The After Party: Building a New Life in Recovery, Part I
(This 3-part series on building good habits, finding balance and working toward good health is adapted
from chapter 12 of “Sex, Drugs, Gambling and Chocolate,” by Tom Horvath, Ph.D, ABPP)
The Six Pillars of Building Good Habits
“You can build a new life that is even more satisfying than life with your addiction.”
– Tom Horvath
So you’ve gotten through the acute withdrawal phase of recovery, dealt with immediate craving issues and have decided to take your recovery to the next level. Now what?
Well, it’s time to rebuild your life. Just leaving the addiction behind isn’t enough – it’s time to start looking at how you can fill the void – that empty space that was once filled by addiction. For some, this may be exciting; a new life by design. For others, this may feel a little overwhelming, daunting even. Whether you’re motivated or intimidated, or somewhere in between, Dr. Horvath’s book discusses 3 concepts that will help set you up for success: build good habits, find balance and develop good health habits. This week, we’ll be taking a look at building good habits.
1. Find Models and Teachers
Not only do we learn behaviors, skills and habits from others, we also discover which ones we want to learn. By watching others and asking questions, you can determine what to do (and not do!) to accomplish your goals and honor your values. Choose your models wisely, then study them and incorporate their influence in a way that works for you.
2. Take Small Steps
It’s better to make lasting changes slowly, than to make huge changes that don’t stick. Build each new skill or habit one step at a time. Let’s say a new skill you would like to develop is being assertive with others. You might start with finding a model and watching them for a while to see what being assertive looks like. Then you might read a book to learn how to become assertive yourself. Then you might try consciously asserting yourself with those you trust. Once that feels natural, you might try being assertive with those you find more intimidating.
Be aware of the tools you already have and also figure out what you need help with. Enlist the help of others, keep studying and be patient with yourself. Becoming skilled with something or changing a behavior takes effort, practice and time – but you will get there!
3. Be Persistent
You’ll probably find that in the first month or two of a new habit, daily attention is needed. This is a natural part of the process. Sometimes when we look at others that have the skills we want, it looks effortless for them. When something so difficult for you looks so easy for someone else, it’s easy to get discouraged and decide to quit. Just remember you can only get to that auto- pilot level with regular repetition. Do not give up!
4. Be Mindful
It is not enough to just go through the motions of developing skills and habits. You must carefully consider every step taken. Study the details and think about where things are headed. To use the example of becoming more assertive, let’s say you notice you’re becoming more abrupt or abrasive than you intended. If you are mindful of this, you might question whether it’s your tone, your approach, your language, etc. Find out what adjustments you could make, then adjust, assess and repeat!

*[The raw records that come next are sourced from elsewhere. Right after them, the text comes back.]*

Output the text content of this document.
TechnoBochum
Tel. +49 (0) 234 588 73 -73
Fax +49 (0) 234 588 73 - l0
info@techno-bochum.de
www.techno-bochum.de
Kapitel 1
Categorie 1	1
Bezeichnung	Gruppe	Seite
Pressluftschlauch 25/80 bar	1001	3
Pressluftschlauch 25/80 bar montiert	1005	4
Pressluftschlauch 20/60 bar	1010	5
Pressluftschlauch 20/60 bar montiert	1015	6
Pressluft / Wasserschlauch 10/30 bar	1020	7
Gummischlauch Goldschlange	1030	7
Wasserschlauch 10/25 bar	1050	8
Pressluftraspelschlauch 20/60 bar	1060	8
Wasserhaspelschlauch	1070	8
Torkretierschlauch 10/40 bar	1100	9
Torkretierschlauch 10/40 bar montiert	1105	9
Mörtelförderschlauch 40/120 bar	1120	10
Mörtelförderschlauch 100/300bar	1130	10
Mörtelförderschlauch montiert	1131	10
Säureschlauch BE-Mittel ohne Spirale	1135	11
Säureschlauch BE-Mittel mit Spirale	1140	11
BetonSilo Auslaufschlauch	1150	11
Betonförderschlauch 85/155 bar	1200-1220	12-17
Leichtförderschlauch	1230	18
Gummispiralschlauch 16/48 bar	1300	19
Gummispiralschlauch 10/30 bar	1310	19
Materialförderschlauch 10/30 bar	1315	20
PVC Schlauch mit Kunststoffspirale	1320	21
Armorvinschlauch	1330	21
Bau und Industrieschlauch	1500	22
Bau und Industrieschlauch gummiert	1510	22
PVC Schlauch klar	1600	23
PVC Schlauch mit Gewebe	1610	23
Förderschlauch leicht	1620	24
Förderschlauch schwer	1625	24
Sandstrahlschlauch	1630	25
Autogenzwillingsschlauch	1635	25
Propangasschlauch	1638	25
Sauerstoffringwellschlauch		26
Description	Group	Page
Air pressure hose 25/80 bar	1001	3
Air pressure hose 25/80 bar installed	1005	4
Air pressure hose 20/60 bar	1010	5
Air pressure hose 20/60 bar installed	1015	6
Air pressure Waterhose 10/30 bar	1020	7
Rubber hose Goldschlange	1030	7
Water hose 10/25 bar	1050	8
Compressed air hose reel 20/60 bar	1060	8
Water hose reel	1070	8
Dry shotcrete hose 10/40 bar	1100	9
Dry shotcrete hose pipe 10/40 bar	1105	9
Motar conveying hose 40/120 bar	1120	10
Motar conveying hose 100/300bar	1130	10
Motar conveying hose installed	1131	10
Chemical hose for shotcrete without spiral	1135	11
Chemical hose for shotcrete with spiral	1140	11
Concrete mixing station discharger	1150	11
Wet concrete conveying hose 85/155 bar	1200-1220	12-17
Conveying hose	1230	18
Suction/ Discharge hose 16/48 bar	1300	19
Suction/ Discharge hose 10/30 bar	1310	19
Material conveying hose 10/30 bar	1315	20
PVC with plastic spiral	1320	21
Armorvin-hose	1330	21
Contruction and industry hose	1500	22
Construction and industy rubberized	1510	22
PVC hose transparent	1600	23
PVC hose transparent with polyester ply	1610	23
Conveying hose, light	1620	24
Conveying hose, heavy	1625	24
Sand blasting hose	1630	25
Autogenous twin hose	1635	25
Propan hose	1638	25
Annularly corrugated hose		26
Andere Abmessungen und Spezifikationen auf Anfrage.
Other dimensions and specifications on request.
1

5. Stay Motivated by Maintaining Perspective
You might stumble a few (or many!) times – and that’s ok! As long as your day-to-day life is consistent with your goals and values, you are in fact working on the vision you have for yourself. If you start to lose motivation, remember the reasons you decided to change. Remember where you were and compare it to where you are now, and trust in the process. Most importantly, remember that although there may be discomfort involved with building habits and skills, that discomfort is worth it because it allows you to accomplish your goals. Hang in there and keep a long-term perspective to help you with the discomfort you’re facing.
6. Make a Pledge
While this suggestion is commonly mentioned in the context of changing a habit Dr. Horvath suggests you might want to be careful. For some, making a pledge can be helpful, while for others it may lead to thinking that changing a behavior is being done to please others. If you do choose to make a pledge, make sure it isn’t counterproductive to your goal. Most likely, making a pledge works best when trying to develop socially approved behaviors versus overcoming socially disapproved behaviors.
There you have it – the six pillars of building good habits. You might decide you can tackle a new skill or behavior on your own, with the help of these guidelines. Keep in mind, however, that there is no shame in seeking help, whether from a trusted friend or a trained professional, such as a relapse prevention therapist. Practical Recovery offers several options that can help you build good habits and create the life you want. No matter which route you take to get there, enjoy the journey and believe in yourself!